Potem jednak, kiedy rubel nagle gwałtownie stracił na wartości, kolejne wcześniejsze rezerwacje były odwoływane. Teraz nie tylko kwatery prywatne odczuwają skutki wschodniego zamieszania, ale także duże hotele. Choć tutaj, jak przyznaje Marzena Kozłowska z zakopiańskiego hotelu Mercure Kasprowy i tak jeszcze nie jest najgorzej. "Jest ich znacznie mniej, o około 40%. Nie analizowaliśmy narodowości, ale mieliśmy zawsze gości z Ukrainy, Białorusi, Rosji i Litwy.

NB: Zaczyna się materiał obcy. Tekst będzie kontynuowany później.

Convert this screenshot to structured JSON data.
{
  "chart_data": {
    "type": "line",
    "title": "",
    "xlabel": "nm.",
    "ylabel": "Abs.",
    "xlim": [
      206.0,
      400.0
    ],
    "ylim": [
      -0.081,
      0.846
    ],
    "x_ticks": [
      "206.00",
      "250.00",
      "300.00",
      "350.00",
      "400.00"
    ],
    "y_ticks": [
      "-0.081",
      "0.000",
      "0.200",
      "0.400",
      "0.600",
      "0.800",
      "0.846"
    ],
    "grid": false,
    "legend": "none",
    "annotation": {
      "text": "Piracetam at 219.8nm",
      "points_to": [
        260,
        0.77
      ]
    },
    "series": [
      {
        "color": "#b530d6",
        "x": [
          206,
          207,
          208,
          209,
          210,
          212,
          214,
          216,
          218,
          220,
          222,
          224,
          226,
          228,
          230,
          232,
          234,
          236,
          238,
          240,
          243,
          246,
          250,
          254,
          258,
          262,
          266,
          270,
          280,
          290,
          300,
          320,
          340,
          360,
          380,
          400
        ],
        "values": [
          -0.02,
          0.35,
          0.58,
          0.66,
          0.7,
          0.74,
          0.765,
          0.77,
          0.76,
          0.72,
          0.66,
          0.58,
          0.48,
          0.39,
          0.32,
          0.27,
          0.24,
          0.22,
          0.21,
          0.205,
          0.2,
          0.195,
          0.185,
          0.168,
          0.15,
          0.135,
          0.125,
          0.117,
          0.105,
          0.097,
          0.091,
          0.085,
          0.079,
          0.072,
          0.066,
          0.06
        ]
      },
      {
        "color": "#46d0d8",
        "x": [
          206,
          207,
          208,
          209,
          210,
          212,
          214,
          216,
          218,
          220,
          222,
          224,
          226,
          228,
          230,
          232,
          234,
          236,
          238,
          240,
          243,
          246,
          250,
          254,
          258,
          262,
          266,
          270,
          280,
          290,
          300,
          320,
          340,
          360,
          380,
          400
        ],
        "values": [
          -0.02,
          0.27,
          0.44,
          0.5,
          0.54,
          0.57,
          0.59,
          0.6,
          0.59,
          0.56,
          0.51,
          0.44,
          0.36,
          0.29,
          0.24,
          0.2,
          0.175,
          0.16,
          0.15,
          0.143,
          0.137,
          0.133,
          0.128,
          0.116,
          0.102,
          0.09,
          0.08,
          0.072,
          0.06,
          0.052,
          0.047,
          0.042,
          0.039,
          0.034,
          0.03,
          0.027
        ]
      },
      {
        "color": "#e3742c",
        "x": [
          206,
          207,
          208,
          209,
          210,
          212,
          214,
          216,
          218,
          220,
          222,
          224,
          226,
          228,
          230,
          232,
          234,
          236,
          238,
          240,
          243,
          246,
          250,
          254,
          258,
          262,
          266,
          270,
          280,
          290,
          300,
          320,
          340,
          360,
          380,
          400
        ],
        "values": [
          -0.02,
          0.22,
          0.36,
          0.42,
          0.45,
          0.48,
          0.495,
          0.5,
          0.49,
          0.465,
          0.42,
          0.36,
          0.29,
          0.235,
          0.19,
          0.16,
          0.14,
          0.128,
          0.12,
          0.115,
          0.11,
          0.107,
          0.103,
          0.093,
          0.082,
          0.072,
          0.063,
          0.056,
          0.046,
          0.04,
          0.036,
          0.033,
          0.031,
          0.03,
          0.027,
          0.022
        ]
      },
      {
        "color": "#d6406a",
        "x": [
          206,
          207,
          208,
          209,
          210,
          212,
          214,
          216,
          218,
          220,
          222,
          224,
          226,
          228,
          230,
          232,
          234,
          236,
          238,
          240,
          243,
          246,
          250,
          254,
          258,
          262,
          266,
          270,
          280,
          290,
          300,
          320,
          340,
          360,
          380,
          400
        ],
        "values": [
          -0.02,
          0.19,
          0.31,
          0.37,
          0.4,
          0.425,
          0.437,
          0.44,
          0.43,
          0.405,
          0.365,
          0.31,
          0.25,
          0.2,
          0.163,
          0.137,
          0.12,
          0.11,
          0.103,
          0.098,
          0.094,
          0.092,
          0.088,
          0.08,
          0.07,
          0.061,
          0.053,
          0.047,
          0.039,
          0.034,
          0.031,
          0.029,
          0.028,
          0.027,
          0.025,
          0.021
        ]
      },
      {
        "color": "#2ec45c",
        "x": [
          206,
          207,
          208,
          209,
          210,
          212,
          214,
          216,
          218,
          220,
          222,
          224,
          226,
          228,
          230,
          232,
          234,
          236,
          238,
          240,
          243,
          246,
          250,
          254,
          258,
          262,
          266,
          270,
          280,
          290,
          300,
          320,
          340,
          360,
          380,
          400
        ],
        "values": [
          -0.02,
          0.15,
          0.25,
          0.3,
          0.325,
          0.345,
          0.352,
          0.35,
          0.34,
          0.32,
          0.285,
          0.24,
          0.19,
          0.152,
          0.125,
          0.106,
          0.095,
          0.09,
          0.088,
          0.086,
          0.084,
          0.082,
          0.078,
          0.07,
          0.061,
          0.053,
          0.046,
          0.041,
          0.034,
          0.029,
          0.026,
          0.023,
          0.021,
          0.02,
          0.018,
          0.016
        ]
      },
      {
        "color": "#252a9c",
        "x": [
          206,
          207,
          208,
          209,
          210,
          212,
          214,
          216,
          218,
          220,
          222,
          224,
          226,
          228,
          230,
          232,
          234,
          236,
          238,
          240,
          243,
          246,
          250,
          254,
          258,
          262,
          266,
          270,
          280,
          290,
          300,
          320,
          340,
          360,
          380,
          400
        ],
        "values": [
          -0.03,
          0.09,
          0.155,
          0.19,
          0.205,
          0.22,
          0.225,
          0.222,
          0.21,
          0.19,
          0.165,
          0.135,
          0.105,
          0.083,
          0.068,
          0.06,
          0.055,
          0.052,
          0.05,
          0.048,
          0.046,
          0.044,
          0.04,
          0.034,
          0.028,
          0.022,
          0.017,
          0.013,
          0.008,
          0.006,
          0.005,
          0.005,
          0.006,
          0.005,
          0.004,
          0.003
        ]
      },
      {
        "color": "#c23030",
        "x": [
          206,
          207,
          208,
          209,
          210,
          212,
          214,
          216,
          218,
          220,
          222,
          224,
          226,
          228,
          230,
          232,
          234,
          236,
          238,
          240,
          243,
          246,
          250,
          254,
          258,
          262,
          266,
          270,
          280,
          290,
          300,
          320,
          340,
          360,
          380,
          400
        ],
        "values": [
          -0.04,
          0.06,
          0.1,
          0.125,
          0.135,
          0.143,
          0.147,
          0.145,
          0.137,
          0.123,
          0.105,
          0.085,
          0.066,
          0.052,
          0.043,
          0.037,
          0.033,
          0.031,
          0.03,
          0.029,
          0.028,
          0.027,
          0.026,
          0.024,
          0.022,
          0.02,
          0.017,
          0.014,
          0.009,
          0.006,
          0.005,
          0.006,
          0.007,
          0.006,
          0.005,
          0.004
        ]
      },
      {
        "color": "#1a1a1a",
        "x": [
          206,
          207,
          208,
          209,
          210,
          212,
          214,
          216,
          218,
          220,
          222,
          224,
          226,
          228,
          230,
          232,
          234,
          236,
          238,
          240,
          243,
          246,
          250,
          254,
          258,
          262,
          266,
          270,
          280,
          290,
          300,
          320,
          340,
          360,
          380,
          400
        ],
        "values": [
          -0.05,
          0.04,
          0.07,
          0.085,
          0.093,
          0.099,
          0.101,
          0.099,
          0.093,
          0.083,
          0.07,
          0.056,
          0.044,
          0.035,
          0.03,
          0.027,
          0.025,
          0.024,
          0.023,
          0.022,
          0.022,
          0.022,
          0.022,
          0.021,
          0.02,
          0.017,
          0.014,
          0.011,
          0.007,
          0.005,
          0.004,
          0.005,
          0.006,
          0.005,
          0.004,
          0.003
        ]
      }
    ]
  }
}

Teraz myślę, że jest zdecydowanie mniej ludzi z Ukrainy i Białorusi" - podkreśla Kozłowska.
Prawosławna wigilia Bożego Narodzenia przypada 6 stycznia, w nasze święto Trzech Króli. To właśnie w tym czasie na zakopiańskich Krupówkach dominował język rosyjski. Teraz cenionych pod Tatrami gości ze wschodu będzie znacznie mniej.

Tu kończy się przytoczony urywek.